All these plots are used primarily for model diagnostics. In this example the seat-belt data discussed in Example 27.1 are revisited. In Example 27.1 the question under consideration was whether the data showed evidence for the effectiveness of seat-belt law that was introduced in the first quarter of 1983. An intervention variable,  Q1_83_Shift, was used in the model to measure the effect of this law on the front-seat passengers who were killed or seriously injured in the car accidents (f_KSI). Here the analysis of these data begins without the knowledge of this seat-belt law. In effect, the same model is fitted without the use of the intervention variable  Q1_83_Shift.

 proc ssm data=seatBelt optimizer(tech=interiorpoint) plots=all;
id date interval=quarter;
state error(2) type=WN cov(g);
component wn1 = error[1];
component wn2 = error[2];
state level(2) type=RW cov(rank=1) ;
component rw1 = level[1];
component rw2 = level[2];
state season(2) type=season(length=4);
component s1 = season[1];
component s2 = season[2];
model f_KSI = rw1 s1  wn1;
model r_KSI = rw2 s2 wn2;
run;


The PLOTS=ALL option in the PROC SSM statement turns on all the plotting options. Since there are two response variables, nine plots in total are produced: a separate set of four plots—two residual and two prediction error—is produced for f_KSI and r_KSI, and one maximal shock plot is produced. Only three of these plots are shown here. Output 27.8.1 shows the normality check for the one-step-ahead residuals for f_KSI. It shows some evidence of lack of normality.

Output 27.8.1: Normality Check of One-Step-Ahead Residuals for f_KSI

Output 27.8.2 shows the time series plot of standardized prediction errors for f_KSI. It identifies some extreme observations (additive outliers): two near 1983 and one near 1970.

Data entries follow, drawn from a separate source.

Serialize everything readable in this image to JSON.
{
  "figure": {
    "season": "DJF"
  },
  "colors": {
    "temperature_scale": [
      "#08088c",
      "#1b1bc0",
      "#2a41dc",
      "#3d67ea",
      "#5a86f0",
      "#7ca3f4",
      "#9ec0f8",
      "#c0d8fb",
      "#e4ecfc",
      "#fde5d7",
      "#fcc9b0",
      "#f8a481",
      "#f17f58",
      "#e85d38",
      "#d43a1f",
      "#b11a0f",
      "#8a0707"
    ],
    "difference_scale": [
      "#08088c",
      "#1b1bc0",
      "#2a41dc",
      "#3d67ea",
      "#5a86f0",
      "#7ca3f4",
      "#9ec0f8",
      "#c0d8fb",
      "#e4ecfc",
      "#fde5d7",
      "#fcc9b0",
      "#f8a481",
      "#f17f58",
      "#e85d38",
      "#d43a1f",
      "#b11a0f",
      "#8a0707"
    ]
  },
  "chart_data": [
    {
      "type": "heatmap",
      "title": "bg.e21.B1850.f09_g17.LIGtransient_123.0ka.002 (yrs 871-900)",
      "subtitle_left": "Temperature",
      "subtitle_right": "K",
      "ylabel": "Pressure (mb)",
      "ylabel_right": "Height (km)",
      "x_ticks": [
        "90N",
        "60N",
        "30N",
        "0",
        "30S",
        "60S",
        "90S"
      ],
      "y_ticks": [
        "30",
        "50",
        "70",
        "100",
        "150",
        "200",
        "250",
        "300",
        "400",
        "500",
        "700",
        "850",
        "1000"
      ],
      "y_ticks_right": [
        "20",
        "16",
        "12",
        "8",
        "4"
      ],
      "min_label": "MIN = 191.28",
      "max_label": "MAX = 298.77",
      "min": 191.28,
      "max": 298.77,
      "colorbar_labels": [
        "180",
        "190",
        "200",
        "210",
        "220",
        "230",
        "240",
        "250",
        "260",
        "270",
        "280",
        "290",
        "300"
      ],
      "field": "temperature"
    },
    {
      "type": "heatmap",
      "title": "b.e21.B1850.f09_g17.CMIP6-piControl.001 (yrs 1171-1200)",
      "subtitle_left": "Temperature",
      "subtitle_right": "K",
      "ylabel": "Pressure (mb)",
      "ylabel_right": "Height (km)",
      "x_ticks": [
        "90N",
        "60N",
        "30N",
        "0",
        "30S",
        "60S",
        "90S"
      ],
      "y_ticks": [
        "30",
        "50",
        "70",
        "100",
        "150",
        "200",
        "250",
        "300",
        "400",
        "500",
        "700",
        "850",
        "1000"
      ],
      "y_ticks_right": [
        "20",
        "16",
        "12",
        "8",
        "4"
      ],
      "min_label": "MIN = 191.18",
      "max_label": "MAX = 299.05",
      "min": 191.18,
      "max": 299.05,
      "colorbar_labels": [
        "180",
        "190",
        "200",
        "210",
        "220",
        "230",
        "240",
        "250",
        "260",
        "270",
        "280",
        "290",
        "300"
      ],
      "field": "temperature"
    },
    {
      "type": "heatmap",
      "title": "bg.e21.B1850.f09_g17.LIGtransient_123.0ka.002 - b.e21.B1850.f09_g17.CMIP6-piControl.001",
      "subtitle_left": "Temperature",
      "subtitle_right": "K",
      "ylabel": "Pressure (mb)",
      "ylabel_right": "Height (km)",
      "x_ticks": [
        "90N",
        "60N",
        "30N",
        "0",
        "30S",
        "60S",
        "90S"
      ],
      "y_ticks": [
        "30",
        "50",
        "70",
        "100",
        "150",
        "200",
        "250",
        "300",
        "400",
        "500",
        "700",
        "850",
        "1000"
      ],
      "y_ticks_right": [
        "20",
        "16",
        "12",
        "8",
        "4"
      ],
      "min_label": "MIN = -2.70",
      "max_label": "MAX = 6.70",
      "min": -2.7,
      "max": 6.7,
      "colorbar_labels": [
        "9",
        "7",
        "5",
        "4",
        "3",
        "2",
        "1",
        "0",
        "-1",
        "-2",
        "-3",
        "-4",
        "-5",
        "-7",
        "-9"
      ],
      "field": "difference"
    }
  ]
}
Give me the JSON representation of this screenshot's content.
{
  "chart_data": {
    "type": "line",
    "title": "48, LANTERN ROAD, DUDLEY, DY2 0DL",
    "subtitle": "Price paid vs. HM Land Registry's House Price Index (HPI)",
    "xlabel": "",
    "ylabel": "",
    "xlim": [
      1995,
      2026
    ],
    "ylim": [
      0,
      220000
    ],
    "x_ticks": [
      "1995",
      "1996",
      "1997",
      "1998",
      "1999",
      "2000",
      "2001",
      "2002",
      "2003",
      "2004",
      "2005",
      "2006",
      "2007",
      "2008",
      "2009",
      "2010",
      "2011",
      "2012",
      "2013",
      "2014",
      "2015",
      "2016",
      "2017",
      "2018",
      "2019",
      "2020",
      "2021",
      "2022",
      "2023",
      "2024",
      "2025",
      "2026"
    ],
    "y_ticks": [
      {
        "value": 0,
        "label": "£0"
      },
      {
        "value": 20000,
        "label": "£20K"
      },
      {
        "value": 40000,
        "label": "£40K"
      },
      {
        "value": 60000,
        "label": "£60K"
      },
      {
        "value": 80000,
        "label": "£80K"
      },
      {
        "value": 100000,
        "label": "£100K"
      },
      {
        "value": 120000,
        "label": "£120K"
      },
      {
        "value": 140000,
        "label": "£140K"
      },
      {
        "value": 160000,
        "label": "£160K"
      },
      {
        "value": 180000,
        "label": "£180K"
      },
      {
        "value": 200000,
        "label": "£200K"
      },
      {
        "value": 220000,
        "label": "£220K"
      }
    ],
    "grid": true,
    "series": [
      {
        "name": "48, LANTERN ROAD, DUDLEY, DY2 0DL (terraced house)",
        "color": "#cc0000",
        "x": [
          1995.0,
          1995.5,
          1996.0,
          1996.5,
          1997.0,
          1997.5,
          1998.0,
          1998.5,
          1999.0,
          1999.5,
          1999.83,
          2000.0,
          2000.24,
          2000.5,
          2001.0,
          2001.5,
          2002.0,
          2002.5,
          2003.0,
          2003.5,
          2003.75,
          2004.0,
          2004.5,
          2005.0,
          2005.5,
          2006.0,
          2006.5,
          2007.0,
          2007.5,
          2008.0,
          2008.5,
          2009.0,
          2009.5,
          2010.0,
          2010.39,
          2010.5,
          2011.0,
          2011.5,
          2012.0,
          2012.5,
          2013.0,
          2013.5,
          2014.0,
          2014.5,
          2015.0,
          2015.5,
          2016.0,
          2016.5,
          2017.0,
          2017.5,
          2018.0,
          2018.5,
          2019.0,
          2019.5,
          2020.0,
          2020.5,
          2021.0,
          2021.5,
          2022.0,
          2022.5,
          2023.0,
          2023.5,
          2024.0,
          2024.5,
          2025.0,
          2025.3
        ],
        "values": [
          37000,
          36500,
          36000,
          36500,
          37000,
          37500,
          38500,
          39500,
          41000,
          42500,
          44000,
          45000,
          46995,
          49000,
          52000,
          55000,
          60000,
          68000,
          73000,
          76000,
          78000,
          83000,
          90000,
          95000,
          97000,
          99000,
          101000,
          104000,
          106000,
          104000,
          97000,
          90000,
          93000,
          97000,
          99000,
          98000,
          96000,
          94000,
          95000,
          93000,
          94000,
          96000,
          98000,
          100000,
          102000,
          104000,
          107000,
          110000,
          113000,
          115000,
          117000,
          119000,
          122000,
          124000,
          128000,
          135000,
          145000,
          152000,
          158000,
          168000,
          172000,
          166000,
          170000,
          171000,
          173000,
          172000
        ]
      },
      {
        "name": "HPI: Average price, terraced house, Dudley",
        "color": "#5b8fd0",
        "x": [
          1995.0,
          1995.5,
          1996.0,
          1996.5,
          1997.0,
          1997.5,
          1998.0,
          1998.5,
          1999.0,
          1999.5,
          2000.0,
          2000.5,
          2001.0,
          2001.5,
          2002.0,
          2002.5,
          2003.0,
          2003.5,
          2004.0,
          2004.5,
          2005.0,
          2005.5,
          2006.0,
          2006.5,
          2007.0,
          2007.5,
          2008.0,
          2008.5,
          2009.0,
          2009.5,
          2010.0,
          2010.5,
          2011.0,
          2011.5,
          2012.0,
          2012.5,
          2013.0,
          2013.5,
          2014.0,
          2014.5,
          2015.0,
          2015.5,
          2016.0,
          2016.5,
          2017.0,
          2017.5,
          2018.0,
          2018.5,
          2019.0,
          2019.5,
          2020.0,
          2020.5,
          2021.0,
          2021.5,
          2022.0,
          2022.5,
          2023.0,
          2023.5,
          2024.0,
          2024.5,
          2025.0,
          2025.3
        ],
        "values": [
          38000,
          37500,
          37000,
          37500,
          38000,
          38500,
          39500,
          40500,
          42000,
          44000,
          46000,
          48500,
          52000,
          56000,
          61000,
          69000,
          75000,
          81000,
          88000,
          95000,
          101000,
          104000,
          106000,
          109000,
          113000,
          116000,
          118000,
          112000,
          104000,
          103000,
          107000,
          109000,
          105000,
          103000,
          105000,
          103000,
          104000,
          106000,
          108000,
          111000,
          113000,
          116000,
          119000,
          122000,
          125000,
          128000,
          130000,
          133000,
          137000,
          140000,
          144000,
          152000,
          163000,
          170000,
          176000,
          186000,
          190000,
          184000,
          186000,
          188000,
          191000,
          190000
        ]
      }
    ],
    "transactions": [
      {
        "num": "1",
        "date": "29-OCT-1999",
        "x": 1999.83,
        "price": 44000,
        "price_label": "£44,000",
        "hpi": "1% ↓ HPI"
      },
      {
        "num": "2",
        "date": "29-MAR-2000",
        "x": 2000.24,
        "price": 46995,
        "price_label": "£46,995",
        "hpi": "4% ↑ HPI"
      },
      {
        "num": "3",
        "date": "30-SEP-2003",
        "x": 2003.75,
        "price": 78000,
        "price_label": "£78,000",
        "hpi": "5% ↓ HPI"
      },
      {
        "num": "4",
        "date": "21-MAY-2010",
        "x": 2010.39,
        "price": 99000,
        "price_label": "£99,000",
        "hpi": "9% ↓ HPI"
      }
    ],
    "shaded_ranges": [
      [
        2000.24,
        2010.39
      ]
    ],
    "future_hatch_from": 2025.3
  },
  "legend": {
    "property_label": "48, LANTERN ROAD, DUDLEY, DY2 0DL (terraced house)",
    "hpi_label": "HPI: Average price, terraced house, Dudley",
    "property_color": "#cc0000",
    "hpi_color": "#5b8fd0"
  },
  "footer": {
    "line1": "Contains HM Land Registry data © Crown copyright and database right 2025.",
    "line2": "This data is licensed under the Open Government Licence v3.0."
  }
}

Output 27.8.2: Time Series Plot of Standardized Prediction Errors for f_KSI

Output 27.8.3 shows the time series plot of maximal shock statistics. This plot can be very informative about the temporal locations of the structural changes in the overall observation-generation process (treating the fitted model as the reference). It can indicate locations of shifts in the process level or shifts in other characteristics such as its slope. The precise nature of the shift (whether the shift is in the level or in some other aspects) must be determined by additional modeling steps such as adding appropriate intervention variables to the model. In this example, the maximal shock statistics plot indicates two locations—the last quarter of 1973 and the first quarter of 1983—as likely locations for the structural breaks that are associated with the traffic accident process. These are indeed reasonable findings since the last quarter of 1973 (October 1973) is associated with the start of the oil shock that severely affected worldwide automobile traffic and the first quarter of 1983 is associated with the introduction of the seat-belt law that might have improved the safety of front-seat passengers.

Output 27.8.3: Time Series Plot of Maximal Shock Statistics

The following statements fit a revised model that includes the intervention variable  Q1_83_Shift:

 proc ssm data=seatBelt optimizer(tech=interiorpoint) plots=all;
id date interval=quarter;
Q1_83_Shift = (date >= '1jan1983'd);
state error(2) type=WN cov(g);
component wn1 = error[1];
component wn2 = error[2];
state level(2) type=RW cov(rank=1) ;
component rw1 = level[1];
component rw2 = level[2];
state season(2) type=season(length=4);
component s1 = season[1];
component s2 = season[2];
model f_KSI = Q1_83_Shift rw1 s1  wn1;
model r_KSI = rw2 s2 wn2;
run;


Output 27.8.4 shows the time series plot of maximal shock statistics for this revised model. As expected, the plot no longer shows the first quarter of 1983 as a structural break location. It continues to show the last quarter of 1973 as a structural break location because the fitted model does not try to explicitly account for this shift.

Output 27.8.4: Time Series Plot of Maximal Shock Statistics for the Model with  Q1_83_Shift

Note that the reference line in Output 27.8.3 is drawn at 99.9th percentile while the reference line in Output 27.8.4 is drawn at 99th percentile. The reference line location in the maximal state shock chi-square statistics plot is decided based on the points in the plot. A reference line is drawn at percentiles 80, 90, 99, or 99.9 based on the largest maximal shock statistic being shown.